Helios’s emotions burned their way into my mind. I felt his loathing for his sorceress granddaughter. All that Medea had told me earlier about holding back Helios’s wrath – that might have been true. But, above all, she was holding Helios back from killing her. She had chained him, bound his will to hers, wrapped herself in powerful protections against his godly fire. Helios did not like me, no. But he hated Medea’s presumptuous magic. To be released from his torment, he needed his granddaughter dead.

I wondered, not for the first time, why we Greek deities had never created a god of family therapy. We certainly could have used one. Or perhaps we had one before I was born, and she quit. Or Kronos swallowed her whole.

Whatever the case, I told the flames, ‘I will do this. I will free you. But you must let us pass.’

Instantly, the fires raced away as if a tear had opened in the universe.

I gasped. My skin steamed. My arctic camouflage was now a lightly toasted grey. But I was alive. The room around me cooled rapidly. The flames, I realized, had retreated down a single tunnel that led from the chamber.

‘Meg! Grover!’ I called. ‘You can come down –’

Meg dropped on top of me, squashing me flat.

‘Ow!’ I screamed. ‘Not like that!’

Grover was more courteous. He climbed down the wall and dropped to the floor with goat-worthy dexterity. He smelled like a burnt wool blanket. His face was badly sunburned. His cap had fallen into the fire, revealing the tips of his horns, which steamed like miniature volcanoes. Meg had somehow come through just fine. She’d even managed to retract her sword from the wall before falling. She pulled her flask from her supply belt, drank most of the water and handed the rest to Grover.

‘Thanks,’ I grumbled.

‘You beat the heat,’ she noted. ‘Good job. Finally had a godly burst of power?’

‘Er … I think it was more about Helios deciding to give us a pass. He wants out of this maze as much as we want him out. He wants us to kill Medea.’

Grover gulped. ‘So … she’s down here? She didn’t die on that yacht?’

‘Figures.’ Meg squinted down the steaming corridor. ‘Did Helios promise not to burn us if you mess up any more answers?’

‘I – That wasn’t my fault!’

‘Yeah,’ Meg said.

‘Kinda was,’ Grover agreed.

Honestly. I fall into a blazing pit, negotiate a truce with a Titan and flush a firestorm out of the room to save my friends, and they still want to talk about how I can’t recall instructions from the Farmer’s Almanac.

‘I don’t think we can count on Helios never to burn us,’ I said, ‘any more than we can expect Herophile not to use word puzzles. It’s just their nature. This was a one-time get-out-of-the-flames-free card.’

Grover smothered the tips of his horns. ‘Well, then, let’s not waste it.’

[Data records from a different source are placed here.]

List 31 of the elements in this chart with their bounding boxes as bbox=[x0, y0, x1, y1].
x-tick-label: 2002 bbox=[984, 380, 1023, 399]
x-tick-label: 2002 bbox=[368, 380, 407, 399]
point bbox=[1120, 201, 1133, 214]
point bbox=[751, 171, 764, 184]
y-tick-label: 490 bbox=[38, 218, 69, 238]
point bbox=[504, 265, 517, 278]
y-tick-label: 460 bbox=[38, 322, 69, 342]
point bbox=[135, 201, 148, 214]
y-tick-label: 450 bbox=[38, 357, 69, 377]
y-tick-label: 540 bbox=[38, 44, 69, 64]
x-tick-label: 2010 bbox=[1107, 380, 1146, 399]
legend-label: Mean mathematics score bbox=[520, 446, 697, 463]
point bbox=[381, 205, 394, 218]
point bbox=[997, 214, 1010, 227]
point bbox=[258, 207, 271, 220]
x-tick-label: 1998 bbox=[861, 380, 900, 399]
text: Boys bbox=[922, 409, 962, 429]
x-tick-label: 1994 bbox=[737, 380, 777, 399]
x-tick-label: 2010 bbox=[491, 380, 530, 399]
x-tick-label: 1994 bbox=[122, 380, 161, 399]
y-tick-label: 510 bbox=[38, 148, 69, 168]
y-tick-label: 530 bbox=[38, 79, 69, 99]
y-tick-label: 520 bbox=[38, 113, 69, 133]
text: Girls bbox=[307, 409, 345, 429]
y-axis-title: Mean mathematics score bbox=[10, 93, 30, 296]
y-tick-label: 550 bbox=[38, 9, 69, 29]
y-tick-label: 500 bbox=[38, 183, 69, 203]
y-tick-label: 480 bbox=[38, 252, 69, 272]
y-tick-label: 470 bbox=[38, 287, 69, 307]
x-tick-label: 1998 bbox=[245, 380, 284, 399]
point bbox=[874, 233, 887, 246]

‘Right.’ I hitched up my slightly toasted camouflage pants and tried to recapture that confident tone I’d had the first time I addressed my sun horses. ‘Follow me. I’m sure it’ll be fine!’





40


Congratulations

You finished the word puzzle

You win … enemies





Fine, in this case, meant fine if you enjoy lava, chains and evil magic.

The corridor led straight to the chamber of the Oracle, which on the one hand … hooray! On the other hand, not so wonderful. The room was a rectangle the size of a basketball court. Lining the walls were half a dozen entrances – each a simple stone doorway with a small landing that overhung the pool of lava I’d seen in my visions. Now, though, I realized the bubbling and shimmering substance was not lava. It was the divine ichor of Helios – hotter than lava, more powerful than rocket fuel, impossible to get out if you spilled it on your clothes (I could tell you from personal experience). We had reached the very centre of the maze – the holding tank for Helios’s power.